Clark Wood Fire
Process Writing
**********Hello Everyone, and Happy Summer! We will be posting select pieces soon, from our Effigy Firing, which at this moment, is slowly cooling after an arduous, beautiful and exhausting 10 day Little River Anagama firing. If you are in the Fredericton, New Brunswick area, come to our show, "Effigy: One Hundred Figures and the Buddha" which opens on Friday, August 13th, at 5pm, 796 Queen Street, Fredericton, and runs until October 6th. Have a wonderful Summer season! ************

Clark Wood Fire

Lee Horus Clark & Yolande Clark


We, Lee and Yolande, live, love and work together, with the help of our little buddha-boy Horus, in rural New Brunswick. We divide our time between our church/studio in Florenceville-Bristol and our kilns and solar-powered home in the backwoods. Lee has been working as a professional artist/sculptor for over ten years. Yolande apprenticed with Lee for three years and currently pursues ceramic art, painting and writing.

Woodfiring is our path and our passion; it is a spiritual calling and the focus of our life. Described by collectors as the jewels of ceramic art, woodfired pottery is the most complex, difficult, ancient, profound, durable, and magical way to fire clay. The anagama (tube chamber) was developed in Korea and introduced to Japan in the fifth century, remaining a huge influence on Japanese ceramic art for many centuries. The Japanese aesthetic of wabi-sabi (beauty in the imperfections of nature) is strongly tied to woodfired ceramics, the ritual of Japanese tea ceremony and Zen Buddhism. These practices are associated with the revival of the anagama in Japanese culture, and the introduction of this firing method to the west. In North America, the anagama has only been in use for the past thirty to forty years.

In 1999 Lee traveled to Japan for the first time which led to his meeting and firing with Shiho Kanzaki, the Shigaraki-based Japanese master of anagama. Like Kanzaki, our primary interest lies in firing with no applied chemical glaze, and instead maintaining enough heat in our kiln to achieve spontaneously, through the alchemical interactions between clay, wood and fire, a natural ash glaze dripping with constellations of brilliant colour. Our kiln, the 27 foot long Little River Anagama (the first incarnation of which Lee built in 1998, based on Kanzaki's design) is usually fired twice a year. It takes us several months to make enough work to fill the kiln, several weeks to acquire, cut and split the many cords of sustainably harvested wood that we burn, and several days to pack the kiln with work placed precisely on the kiln shelves. We fire for between 8-11 days, during which the fire must be stoked every 3-5 minutes, 24 hours a day, for the entire 8-11 day duration. Over the course of this time, the ash from the wood burned is carried by the flames through the kiln, and lands on the many pieces. When the heat reaches 1300 degrees celcius, the wood-ash melts to create the entirely natural glaze.

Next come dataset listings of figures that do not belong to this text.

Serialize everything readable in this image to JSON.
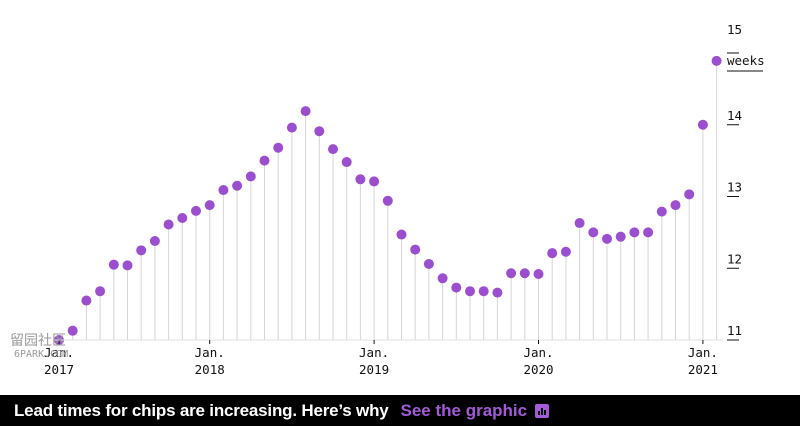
{
  "chart_data": {
    "type": "lollipop",
    "ylabel": "weeks",
    "ylim": [
      11,
      15
    ],
    "yticks": [
      11,
      12,
      13,
      14,
      15
    ],
    "xticks": [
      {
        "line1": "Jan.",
        "line2": "2017",
        "index": 0
      },
      {
        "line1": "Jan.",
        "line2": "2018",
        "index": 11
      },
      {
        "line1": "Jan.",
        "line2": "2019",
        "index": 23
      },
      {
        "line1": "Jan.",
        "line2": "2020",
        "index": 35
      },
      {
        "line1": "Jan.",
        "line2": "2021",
        "index": 47
      }
    ],
    "values": [
      11.0,
      11.13,
      11.55,
      11.68,
      12.05,
      12.04,
      12.25,
      12.38,
      12.61,
      12.7,
      12.8,
      12.88,
      13.09,
      13.15,
      13.28,
      13.5,
      13.68,
      13.96,
      14.19,
      13.91,
      13.66,
      13.48,
      13.24,
      13.21,
      12.94,
      12.47,
      12.26,
      12.06,
      11.86,
      11.73,
      11.68,
      11.68,
      11.66,
      11.93,
      11.93,
      11.92,
      12.21,
      12.23,
      12.63,
      12.5,
      12.41,
      12.44,
      12.5,
      12.5,
      12.79,
      12.88,
      13.03,
      14.0,
      14.89
    ],
    "color": "#9b4fcf"
  },
  "watermark": {
    "text": "留园社区",
    "sub": "6PARK.COM"
  },
  "banner": {
    "headline": "Lead times for chips are increasing. Here’s why",
    "link": "See the graphic",
    "link_icon": "bar-chart-icon"
  }
}
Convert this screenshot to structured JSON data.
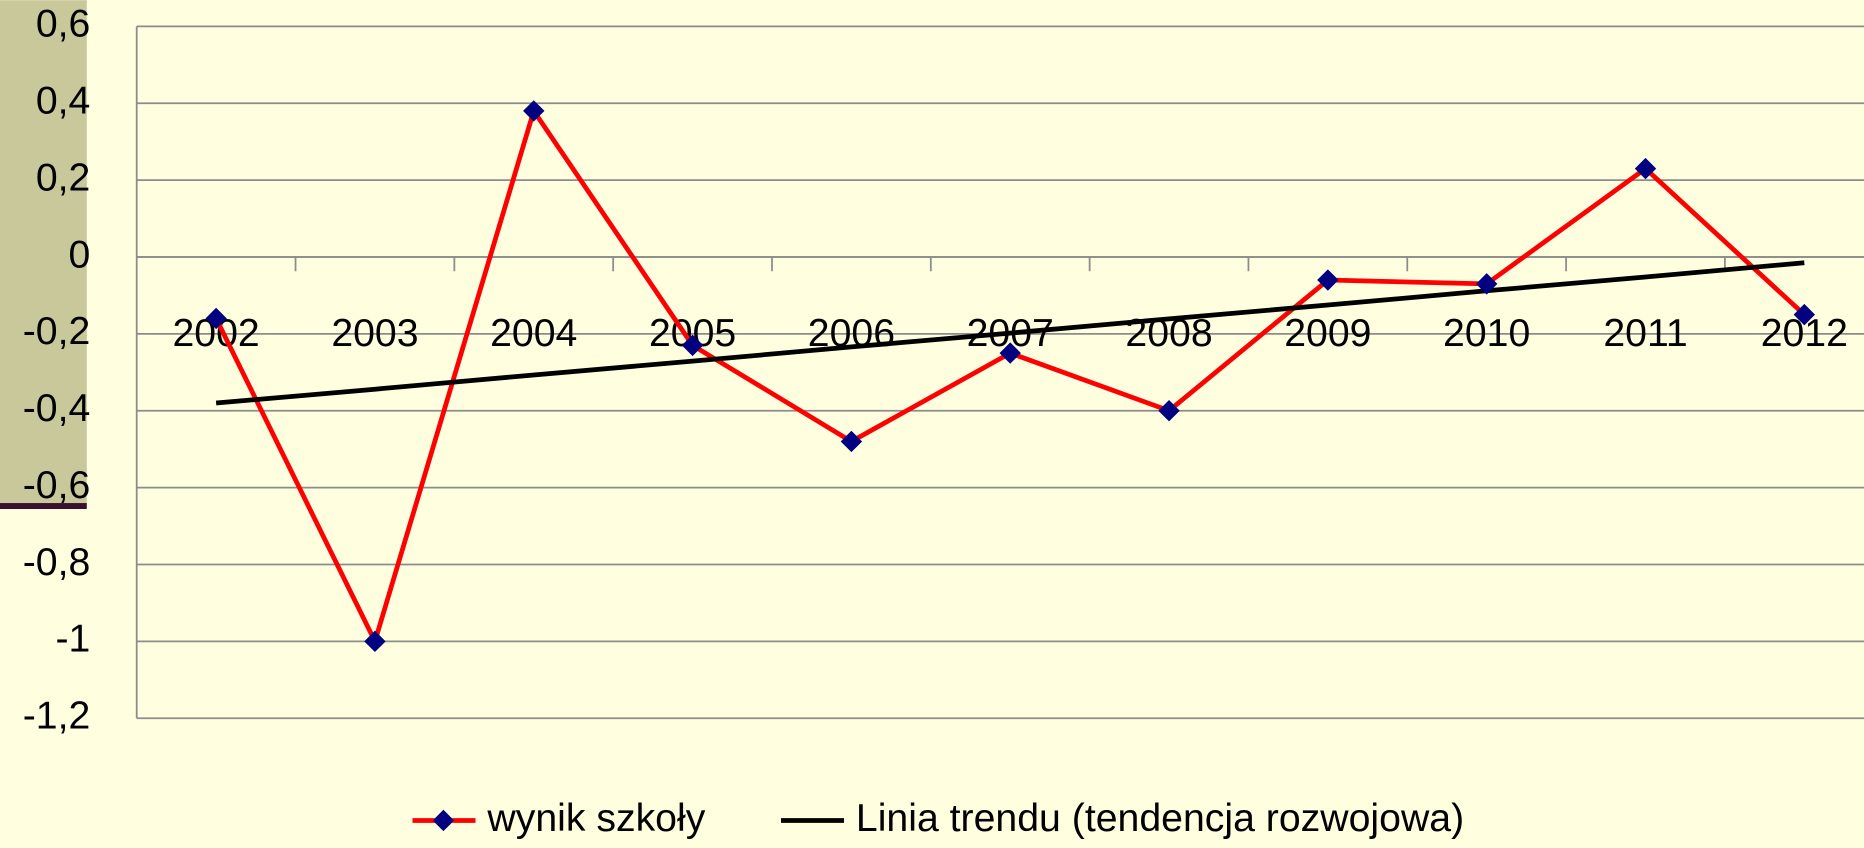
{
  "chart_data": {
    "type": "line",
    "categories": [
      "2002",
      "2003",
      "2004",
      "2005",
      "2006",
      "2007",
      "2008",
      "2009",
      "2010",
      "2011",
      "2012"
    ],
    "series": [
      {
        "name": "wynik szkoły",
        "color": "#ff0000",
        "marker_color": "#000080",
        "values": [
          -0.16,
          -1.0,
          0.38,
          -0.23,
          -0.48,
          -0.25,
          -0.4,
          -0.06,
          -0.07,
          0.23,
          -0.15
        ]
      },
      {
        "name": "Linia trendu (tendencja rozwojowa)",
        "color": "#000000",
        "values": [
          -0.38,
          -0.344,
          -0.307,
          -0.271,
          -0.234,
          -0.198,
          -0.161,
          -0.125,
          -0.088,
          -0.052,
          -0.015
        ]
      }
    ],
    "ylim": [
      -1.2,
      0.6
    ],
    "yticks": [
      {
        "value": -1.2,
        "label": "-1,2"
      },
      {
        "value": -1,
        "label": "-1"
      },
      {
        "value": -0.8,
        "label": "-0,8"
      },
      {
        "value": -0.6,
        "label": "-0,6"
      },
      {
        "value": -0.4,
        "label": "-0,4"
      },
      {
        "value": -0.2,
        "label": "-0,2"
      },
      {
        "value": 0,
        "label": "0"
      },
      {
        "value": 0.2,
        "label": "0,2"
      },
      {
        "value": 0.4,
        "label": "0,4"
      },
      {
        "value": 0.6,
        "label": "0,6"
      }
    ],
    "grid": true,
    "legend": "bottom"
  }
}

Unique among most contemporary woodfiring ceramicists, we fire intuitively, without the use of cones or pyrometers, technology which, in our experience, detracts from the essential spontaneity of the process and from our deeper ability to understand the kiln's sensitivities and responses. In addition to the anagama, we also fire shino ware in our box-style wood kiln and woodfire raku. For us, firing is a family affair, a spiritual journey, and a profound ritual. It is humbling and joyful to push our bodies and the work of our hands to their utmost limit. With every stoke, the vessels and sculptures we make are bathed in light and purified by the intensity of the flames. Firing a wood-kiln is an extremely high risk endeavour, and each piece that we make and which survives the trial by fire, is utterly unique, and one-of-a kind. In a world over-full of mass-produced, disposable items, many see woodfiring as the antithesis of consumer irrelevancy, and as a philsophical and aesthetic balm for our age. In and of themselves, our works are beautiful, complex, non-hazardous (unlike most raku pottery), and suitable for use, both formally and day-to-day. We hope that your new cup (or vase) brings you happiness--that it makes sacred the pouring into, and the drinking from.

Our sculptural works, large and small, as well as vessels for use, ceremony and contemplation can be found at Gallery 78 in Fredericton, at the Petroff Gallery and Distill Gallery in Toronto, and at the Canadian Guild of Craft Gallery in Montreal. In 2008, Lee’s Iga sculpture “Cut Collar Vase” was purchased by the Beaverbrook Art Gallery for their permanent collection.